Professors are people too! In fiction, they seem to lead hapless, dreary lives and struggle to find meaning. Stoner by John Williams is a campus novel classic about the life of a fictional English Professor at the University of Missouri, who witnesses the cataclysmic changes of the early twentieth century and, toward the end of his life, wonders if his career devoted to learning and teaching has amounted to anything. Dear Committee Members by Julie Schumacher has a more satirical bent, and is written in the form of recommendation letters by a bitter creative writing professor.
Staff


Support staff that help make the complex system of college campuses run are less likely to be subjects of novels, but why should faculty get all of the attention? In Weather, Jenny Offill writes about an academic library worker who feels daunted by the drudgery of her domestic and work lives, while anxiety about climate change and other political disasters looms. Groundskeeping by Lee Cole tells the story of a groundskeeper at a liberal arts college in Kentucky who falls in love with the campus writer-in-residence in 2016.
International
The campus novel is typically British or American. Universities in other countries are less likely to be an enclosed city unto itself where students live, creating a different social dynamic. Writers from other countries are also less likely to be so tightly entwined with the academy as they are in the United States.
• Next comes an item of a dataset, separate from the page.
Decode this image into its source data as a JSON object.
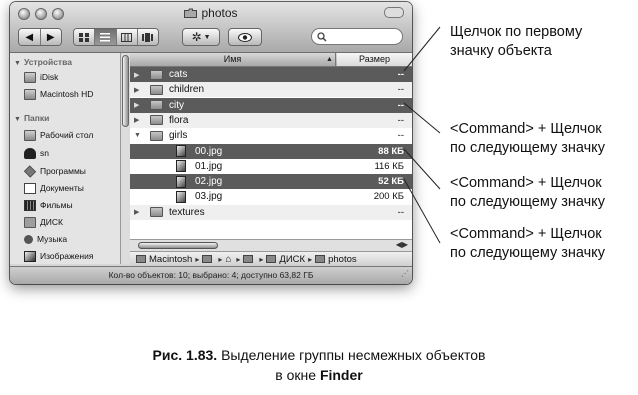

Still, university life is an occasional subject, and these translated titles provide a window into university life in other countries.


Wish you could go back and do things differently as a freshman? In the Tatami Galaxy by Tomihiko Morimi (translated by Emily Balistrieri), set at a university in Kyoto, a junior can transport himself to four different parallel universes, allowing him to start over…and start over…and start over. Identitti by Mithu Sanyal (translated by Alta L. Price) concerns a German student of postcolonial studies at the Heinrich Heine University Düsseldorf. She idolizes a charismatic Indian Professor, but soon a scandal reveals her ethnic identity is not what it seems. Sprechen Sie Deutsch? We have the German-language audiobook as well.